Ко всему прочему, у меня есть вещи, куда более важные для меня, чем вопрос использования почётных титулов. Кое-кто из моих завистников будет крайне удивлён, узнав, как мало времени в последние месяцы я посвящаю мыслям о монархии. Я всегда очень внимательно занимался тем, что я называл важными деталями. Я составил конституции для новых колоний и поселений. Я скрупулёзно вник в планы восстановления и заселения трёх моих, как я надеюсь, самых мощных творений: Трои, Коринфа и Карфагена. Я хочу, чтобы эти города, такие богатые, сильные и знаменитые в прошлом, возродились и опять стали такими же великими, какими были прежде. Я обсудил местонахождение этих трёх новых городов с лучшими архитекторами Греции и Египта — стран, которые всё ещё впереди в этой области. И я намереваюсь сделать Коринф ещё более значительным торговым центром, прорыв канал, который отделит Северную Грецию от Пелопоннеса. Я также наметил грандиозную программу по строительству и реконструкции Рима и Италии. Бальб и Оппий будут заниматься её осуществлением, пока я буду на Востоке. Особенно большое значение я придаю проекту расширения русла Тибра и изменению направления его течения для того, чтобы корабли большого водоизмещения могли прямо из моря приплывать в центр города. Также будет очень значительно расширен и обновлён порт Остия. Я собираюсь ещё осушить Помптинские болота около Рима и тем самым сделаю пригодными для хозяйствования огромные участки земли. Да и в самом Риме кроме строительной программы, которую я уже создал, остаётся ещё масса ранее запланированных дел. Несомненно, самым замечательным зданием будет храм Марса — самый большой храм в мире, который я собираюсь возвести на участке, где во время галльского, египетского, азиатского и африканского триумфов было создано огромное искусственное озеро для представления морского боя. Но для меня будет ещё большим счастьем увидеть новые портики, форумы, открытые библиотеки, театры и все прочие подобные строения, благодаря которым Рим по своей архитектуре и удовольствиям превратится в город не менее прекрасный, чем Афины, Антиохия, Александрия или Пергам.

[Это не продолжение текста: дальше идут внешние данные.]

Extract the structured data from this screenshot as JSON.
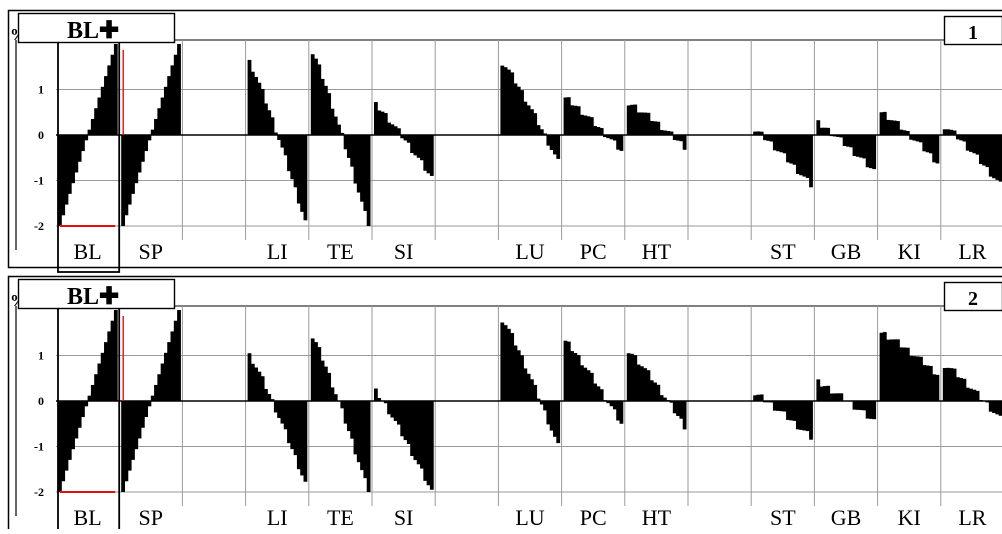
{
  "chart_data": [
    {
      "type": "bar",
      "title": "BL✚",
      "panel_number": "1",
      "y_unit_label": "%",
      "ylim": [
        -2,
        2
      ],
      "y_ticks": [
        "1",
        "0",
        "-1",
        "-2"
      ],
      "categories": [
        "BL",
        "SP",
        "",
        "LI",
        "TE",
        "SI",
        "",
        "LU",
        "PC",
        "HT",
        "",
        "ST",
        "GB",
        "KI",
        "LR"
      ],
      "highlight_category": "BL",
      "grid": true,
      "segments": [
        {
          "label": "BL",
          "start": -2.0,
          "end": 2.0,
          "highlight": true
        },
        {
          "label": "SP",
          "start": -2.0,
          "end": 2.0
        },
        {
          "label": "",
          "start": 0,
          "end": 0
        },
        {
          "label": "LI",
          "start": 1.6,
          "end": -1.9
        },
        {
          "label": "TE",
          "start": 1.8,
          "end": -2.0
        },
        {
          "label": "SI",
          "start": 0.65,
          "end": -0.95
        },
        {
          "label": "",
          "start": 0,
          "end": 0
        },
        {
          "label": "LU",
          "start": 1.6,
          "end": -0.6
        },
        {
          "label": "PC",
          "start": 0.8,
          "end": -0.35
        },
        {
          "label": "HT",
          "start": 0.7,
          "end": -0.25
        },
        {
          "label": "",
          "start": 0,
          "end": 0
        },
        {
          "label": "ST",
          "start": 0.1,
          "end": -1.1
        },
        {
          "label": "GB",
          "start": 0.25,
          "end": -0.8
        },
        {
          "label": "KI",
          "start": 0.5,
          "end": -0.6
        },
        {
          "label": "LR",
          "start": 0.2,
          "end": -1.1
        }
      ]
    },
    {
      "type": "bar",
      "title": "BL✚",
      "panel_number": "2",
      "y_unit_label": "%",
      "ylim": [
        -2,
        2
      ],
      "y_ticks": [
        "1",
        "0",
        "-1",
        "-2"
      ],
      "categories": [
        "BL",
        "SP",
        "",
        "LI",
        "TE",
        "SI",
        "",
        "LU",
        "PC",
        "HT",
        "",
        "ST",
        "GB",
        "KI",
        "LR"
      ],
      "highlight_category": "BL",
      "grid": true,
      "segments": [
        {
          "label": "BL",
          "start": -2.0,
          "end": 2.0,
          "highlight": true
        },
        {
          "label": "SP",
          "start": -2.0,
          "end": 2.0
        },
        {
          "label": "",
          "start": 0,
          "end": 0
        },
        {
          "label": "LI",
          "start": 1.0,
          "end": -1.8
        },
        {
          "label": "TE",
          "start": 1.4,
          "end": -2.0
        },
        {
          "label": "SI",
          "start": 0.2,
          "end": -2.0
        },
        {
          "label": "",
          "start": 0,
          "end": 0
        },
        {
          "label": "LU",
          "start": 1.8,
          "end": -1.0
        },
        {
          "label": "PC",
          "start": 1.3,
          "end": -0.5
        },
        {
          "label": "HT",
          "start": 1.1,
          "end": -0.55
        },
        {
          "label": "",
          "start": 0,
          "end": 0
        },
        {
          "label": "ST",
          "start": 0.15,
          "end": -0.8
        },
        {
          "label": "GB",
          "start": 0.4,
          "end": -0.45
        },
        {
          "label": "KI",
          "start": 1.5,
          "end": 0.6
        },
        {
          "label": "LR",
          "start": 0.8,
          "end": -0.4
        }
      ]
    }
  ]
}
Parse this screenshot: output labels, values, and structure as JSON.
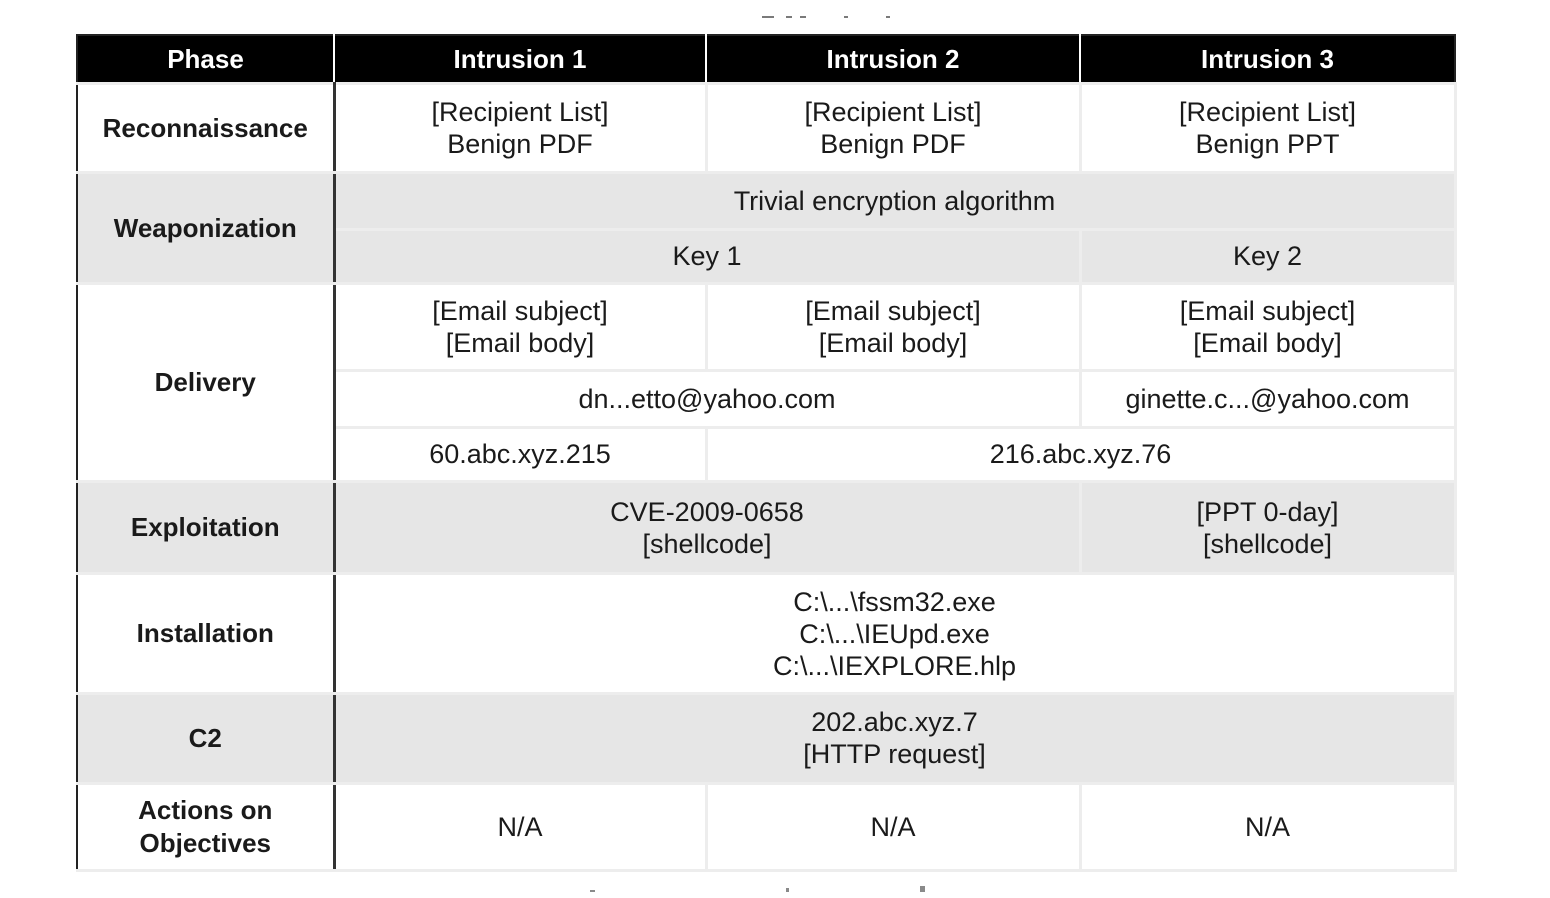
{
  "table": {
    "headers": [
      "Phase",
      "Intrusion 1",
      "Intrusion 2",
      "Intrusion 3"
    ],
    "rows": {
      "reconnaissance": {
        "phase": "Reconnaissance",
        "i1": "[Recipient List]\nBenign PDF",
        "i2": "[Recipient List]\nBenign PDF",
        "i3": "[Recipient List]\nBenign PPT"
      },
      "weaponization": {
        "phase": "Weaponization",
        "algorithm": "Trivial encryption algorithm",
        "key_i1_i2": "Key 1",
        "key_i3": "Key 2"
      },
      "delivery": {
        "phase": "Delivery",
        "email_i1": "[Email subject]\n[Email body]",
        "email_i2": "[Email subject]\n[Email body]",
        "email_i3": "[Email subject]\n[Email body]",
        "sender_i1_i2": "dn...etto@yahoo.com",
        "sender_i3": "ginette.c...@yahoo.com",
        "ip_i1": "60.abc.xyz.215",
        "ip_i2_i3": "216.abc.xyz.76"
      },
      "exploitation": {
        "phase": "Exploitation",
        "i1_i2": "CVE-2009-0658\n[shellcode]",
        "i3": "[PPT 0-day]\n[shellcode]"
      },
      "installation": {
        "phase": "Installation",
        "all": "C:\\...\\fssm32.exe\nC:\\...\\IEUpd.exe\nC:\\...\\IEXPLORE.hlp"
      },
      "c2": {
        "phase": "C2",
        "all": "202.abc.xyz.7\n[HTTP request]"
      },
      "actions": {
        "phase": "Actions on\nObjectives",
        "i1": "N/A",
        "i2": "N/A",
        "i3": "N/A"
      }
    }
  },
  "colors": {
    "header_bg": "#000000",
    "header_text": "#ffffff",
    "shaded_row": "#e6e6e6",
    "grid_line": "#ededed",
    "border": "#222222"
  }
}
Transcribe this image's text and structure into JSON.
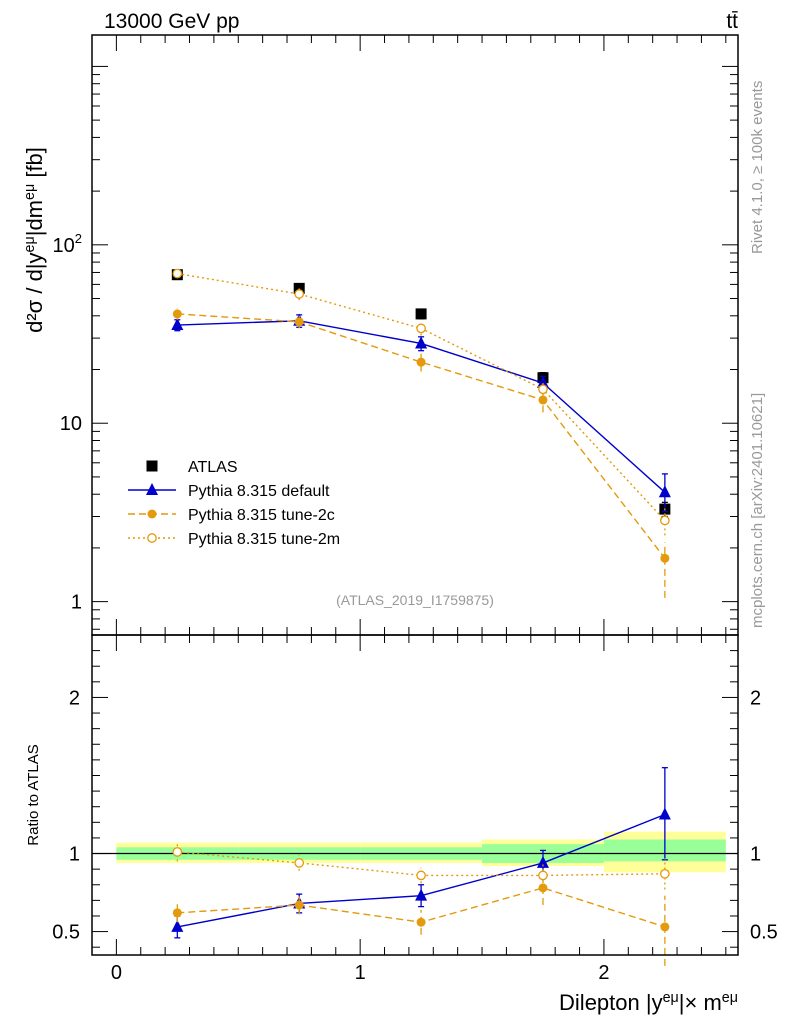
{
  "header": {
    "energy_label": "13000 GeV pp",
    "process_label": "tt̄"
  },
  "side_labels": {
    "rivet": "Rivet 4.1.0, ≥ 100k events",
    "mcplots": "mcplots.cern.ch [arXiv:2401.10621]"
  },
  "colors": {
    "atlas": "#000000",
    "default": "#0000cc",
    "tune2c": "#e39a0c",
    "tune2m": "#e39a0c",
    "band_inner": "#99ff99",
    "band_outer": "#ffff99"
  },
  "chart_data": [
    {
      "type": "line",
      "panel": "main",
      "analysis_label": "(ATLAS_2019_I1759875)",
      "ylabel": "d²σ / d|y^eμ|dm^eμ [fb]",
      "yscale": "log",
      "ylim": [
        0.65,
        1500
      ],
      "xlim": [
        -0.1,
        2.55
      ],
      "yticks": [
        {
          "value": 1,
          "label": "1"
        },
        {
          "value": 10,
          "label": "10"
        },
        {
          "value": 100,
          "label": "10²"
        }
      ],
      "x": [
        0.25,
        0.75,
        1.25,
        1.75,
        2.25
      ],
      "series": [
        {
          "name": "ATLAS",
          "key": "atlas",
          "marker": "square",
          "line": "none",
          "values": [
            68,
            57,
            41,
            18,
            3.3
          ],
          "err_lo": [
            4,
            3,
            2.5,
            1.2,
            0.3
          ],
          "err_hi": [
            4,
            3,
            2.5,
            1.2,
            0.3
          ]
        },
        {
          "name": "Pythia 8.315 default",
          "key": "default",
          "marker": "triangle",
          "line": "solid",
          "values": [
            35.5,
            37.5,
            28.0,
            16.8,
            4.1
          ],
          "err_lo": [
            2.5,
            3,
            2.5,
            1.5,
            0.9
          ],
          "err_hi": [
            2.5,
            3,
            2.5,
            1.5,
            1.1
          ]
        },
        {
          "name": "Pythia 8.315 tune-2c",
          "key": "tune2c",
          "marker": "circle",
          "line": "dashed",
          "values": [
            41.0,
            37.0,
            22.0,
            13.5,
            1.75
          ],
          "err_lo": [
            3,
            3,
            2.5,
            2.0,
            0.7
          ],
          "err_hi": [
            3,
            3,
            2.5,
            2.0,
            0.4
          ]
        },
        {
          "name": "Pythia 8.315 tune-2m",
          "key": "tune2m",
          "marker": "open-circle",
          "line": "dotted",
          "values": [
            69,
            53,
            34,
            15.5,
            2.85
          ],
          "err_lo": [
            4,
            4,
            3,
            2,
            0.5
          ],
          "err_hi": [
            4,
            4,
            3,
            2,
            0.5
          ]
        }
      ]
    },
    {
      "type": "line",
      "panel": "ratio",
      "ylabel": "Ratio to ATLAS",
      "xlabel": "Dilepton |y^eμ|× m^eμ",
      "ylim": [
        0.35,
        2.4
      ],
      "xlim": [
        -0.1,
        2.55
      ],
      "yticks": [
        {
          "value": 0.5,
          "label": "0.5"
        },
        {
          "value": 1,
          "label": "1"
        },
        {
          "value": 2,
          "label": "2"
        }
      ],
      "xticks": [
        {
          "value": 0,
          "label": "0"
        },
        {
          "value": 1,
          "label": "1"
        },
        {
          "value": 2,
          "label": "2"
        }
      ],
      "reference": 1,
      "bands": [
        {
          "x0": 0.0,
          "x1": 0.5,
          "inner": [
            0.96,
            1.04
          ],
          "outer": [
            0.94,
            1.07
          ]
        },
        {
          "x0": 0.5,
          "x1": 1.0,
          "inner": [
            0.96,
            1.04
          ],
          "outer": [
            0.94,
            1.07
          ]
        },
        {
          "x0": 1.0,
          "x1": 1.5,
          "inner": [
            0.96,
            1.04
          ],
          "outer": [
            0.94,
            1.07
          ]
        },
        {
          "x0": 1.5,
          "x1": 2.0,
          "inner": [
            0.94,
            1.06
          ],
          "outer": [
            0.92,
            1.09
          ]
        },
        {
          "x0": 2.0,
          "x1": 2.5,
          "inner": [
            0.95,
            1.09
          ],
          "outer": [
            0.88,
            1.14
          ]
        }
      ],
      "x": [
        0.25,
        0.75,
        1.25,
        1.75,
        2.25
      ],
      "series": [
        {
          "name": "Pythia 8.315 default",
          "key": "default",
          "marker": "triangle",
          "line": "solid",
          "values": [
            0.53,
            0.68,
            0.73,
            0.94,
            1.25
          ],
          "err_lo": [
            0.07,
            0.06,
            0.07,
            0.08,
            0.29
          ],
          "err_hi": [
            0.07,
            0.06,
            0.07,
            0.08,
            0.3
          ]
        },
        {
          "name": "Pythia 8.315 tune-2c",
          "key": "tune2c",
          "marker": "circle",
          "line": "dashed",
          "values": [
            0.62,
            0.67,
            0.56,
            0.78,
            0.53
          ],
          "err_lo": [
            0.06,
            0.06,
            0.08,
            0.11,
            0.25
          ],
          "err_hi": [
            0.06,
            0.06,
            0.08,
            0.11,
            0.2
          ]
        },
        {
          "name": "Pythia 8.315 tune-2m",
          "key": "tune2m",
          "marker": "open-circle",
          "line": "dotted",
          "values": [
            1.01,
            0.94,
            0.86,
            0.86,
            0.87
          ],
          "err_lo": [
            0.06,
            0.05,
            0.05,
            0.07,
            0.1
          ],
          "err_hi": [
            0.06,
            0.05,
            0.05,
            0.07,
            0.1
          ]
        }
      ]
    }
  ]
}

Я представляю себе Рим, который станет самым роскошным — как сейчас он самый сильный — городом в мире. Я даже представляю себе граждан, живущих в мире и согласии, без той безумной зависти или отчаянного соперничества, которые наполнили мою жизнь кровопролитиями. Но сомневаюсь, что доживу до такого устройства в обществе. Я могу погибнуть в Парфии, как погиб там Красс, хотя я не допущу тех стратегических ошибок, которые сделал он. Однако иногда и без всяких промахов приходится рисковать своей жизнью во время сражения. Кроме того, я уже в том возрасте, что в любой момент могу умереть от несчастного случая или от неминуемой болезни. Мне кажется даже, что меня могут убить. Я уже давно привык, как рекомендуют нам философы, считать, что каждый мой день может стать последним, хотя я никогда не позволял этой мысли как-либо влиять на мои действия.
И вот я наблюдаю рассвет дня мартовских ид. Просыпается Кальпурния, так неспокойно проведшая эту ночь. Она будет обеспокоена моим здоровьем, но я скажу ей, что это не первая ночь, которую я провожу без сна. Гораздо более странным кажется её неспокойный сон в эту ночь, чем моя бессонница.
Вот утих и буйный ночной ветер, как и должно быть — ведь это первый весенний день. Не время думать о смерти, как только что делал я, когда весь мир оживает. Вчера вечером, ужиная у Лепида, мы говорили о смерти и о том, кто какую смерть предпочёл бы. Я вмешался в беседу и сказал: «Внезапную смерть». Думаю, я был прав, потому что, предположим, у тебя перед смертью масса свободного времени для того, чтобы погрузиться в своё прошлое, как было со мной в эту бессонную ночь, когда я несколько часов провёл, соображая, как даже тогда можно примириться со смертью. Или как найти или определить то, что делает жизнь достойной того, чтобы её прожить? Что касается меня, то перед моими глазами прошло много сцен опасных сражений, триумфа, любви и побед. Но самым ярким видением остаётся лицо Гая Крастина. Я ясно видел его, но видел как бы во сне. Если бы я рассказал Кальпурнии об этом странном явлении, она наверняка заявила бы, что сверхъестественные силы предупреждают меня об опасности, которой я должен опасаться сегодня. Но не в обычае Крастина и не в обычае Цезаря проявлять страх. У меня сегодня состоится встреча с сенатом в одной из комиций, примыкающей к театру Помпея.